As Russia targeted the election systems of all 50 states and exploited racial divisions to help Trump win the 2016 election, Trump has tapped into white grievance and fanned the flames of racial hatred.
He recently retweeted Katie Hopkins, a British far-right personality who has called (in a tweet she later deleted but for which she offered no apology) for a "final solution" of Muslims after the Manchester bombing and made offensive comments against blacks and Jews.
The NAACP passed a unanimous resolution calling for Trump's impeachment, proclaiming "this president has led one of the most racist and xenophobic administrations since the Jim Crow era."
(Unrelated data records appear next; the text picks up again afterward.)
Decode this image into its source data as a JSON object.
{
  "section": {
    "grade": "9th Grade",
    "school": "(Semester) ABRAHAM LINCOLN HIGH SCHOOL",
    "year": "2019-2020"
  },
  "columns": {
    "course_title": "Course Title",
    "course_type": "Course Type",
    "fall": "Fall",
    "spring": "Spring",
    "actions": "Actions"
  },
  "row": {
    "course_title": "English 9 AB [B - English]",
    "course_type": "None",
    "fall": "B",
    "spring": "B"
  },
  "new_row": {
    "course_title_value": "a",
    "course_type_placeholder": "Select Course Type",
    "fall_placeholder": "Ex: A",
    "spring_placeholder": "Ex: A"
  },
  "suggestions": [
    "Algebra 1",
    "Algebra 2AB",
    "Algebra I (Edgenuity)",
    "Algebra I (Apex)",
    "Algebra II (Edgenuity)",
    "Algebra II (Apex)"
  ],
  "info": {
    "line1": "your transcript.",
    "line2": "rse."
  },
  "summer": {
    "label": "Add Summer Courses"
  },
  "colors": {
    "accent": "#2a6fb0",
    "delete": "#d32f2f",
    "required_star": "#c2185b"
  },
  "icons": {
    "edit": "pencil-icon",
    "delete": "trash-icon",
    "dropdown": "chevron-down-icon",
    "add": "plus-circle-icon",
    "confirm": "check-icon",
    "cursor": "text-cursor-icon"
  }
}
With this backdrop, the Democratic candidates must position themselves as the party of the future, of multiculturalism, diversity and inclusion, and frame the 2020 election-- and impeachment-- as a fight against racism and authoritarianism, an existential threat to democracy.
Democrats flipped red seats and regained the House in a rebuke to Trump, with excitement from voters of color and whites who are "woke" on racial injustice. Yet Democrats squander their power when they reject impeachment, and only legitimize Trump and his racism when they treat him as a "normal" pre-2016 candidate.
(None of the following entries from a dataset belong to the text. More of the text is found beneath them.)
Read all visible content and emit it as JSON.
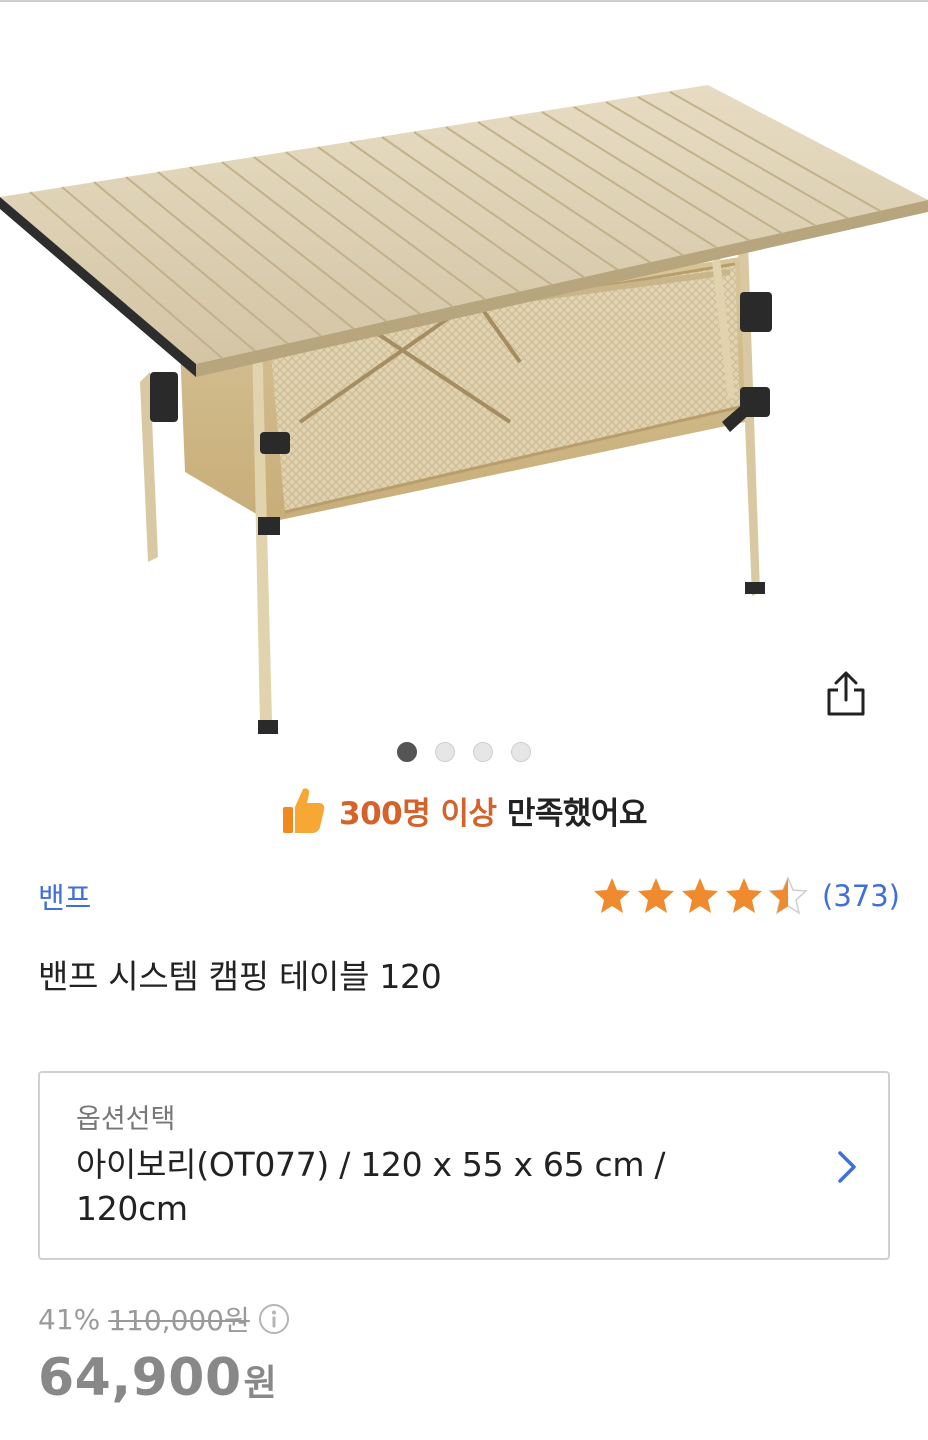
{
  "hero": {
    "image_name": "camping-table-product-photo",
    "carousel_count": 4,
    "carousel_active_index": 0
  },
  "icons": {
    "share": "share-icon",
    "thumbs_up": "thumbs-up-icon",
    "star": "star-icon",
    "chevron": "chevron-right-icon",
    "info": "info-icon"
  },
  "satisfaction": {
    "highlight": "300명 이상",
    "rest": "만족했어요"
  },
  "product": {
    "brand": "밴프",
    "title": "밴프 시스템 캠핑 테이블 120",
    "rating": 4.5,
    "rating_count": "(373)"
  },
  "option": {
    "label": "옵션선택",
    "value": "아이보리(OT077) / 120 x 55 x 65 cm / 120cm"
  },
  "price": {
    "discount": "41%",
    "original": "110,000원",
    "sale_number": "64,900",
    "sale_unit": "원"
  },
  "colors": {
    "accent_blue": "#3f6fd8",
    "highlight_orange": "#d4622a",
    "star_orange": "#f08a2e",
    "price_gray": "#888888"
  }
}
Democratic candidates are weighing in on Trump's racism on the campaign trail.
Elizabeth Warren said she doesn't have to "look at his heart" to know Trump is a racist, pointing instead to his hateful and divisive actions. Warren also said that if Trump were not president, "he would be in handcuffs and indicted." Kamala Harris said Trump "needs to go back where he came from and leave that office."
Bernie Sanders called Trump a racist and said, "We must stand together for justice and dignity towards all," while Joe Biden said diversity is America's strength, despite the fact that "Trump continues to spew hateful rhetoric, sow division, and stoke racial tensions for his own political gain."
Beto O'Rourke called Trump a racist and said "What we saw in North Carolina last week was almost an impromptu Nuremberg rally." Pete Buttigieg said white supremacy "is the only issue that almost ended this country," and "could be the lurking issue that ends this country in the future, if we don't wrangle it down in our time."
In 2020, Trump has decided to stick with his base and not build from it. Democrats must be upfront on his racism and stand boldly against him, rather than pretend they will seek bipartisanship with a political party that is comfortable associating with white nationalists.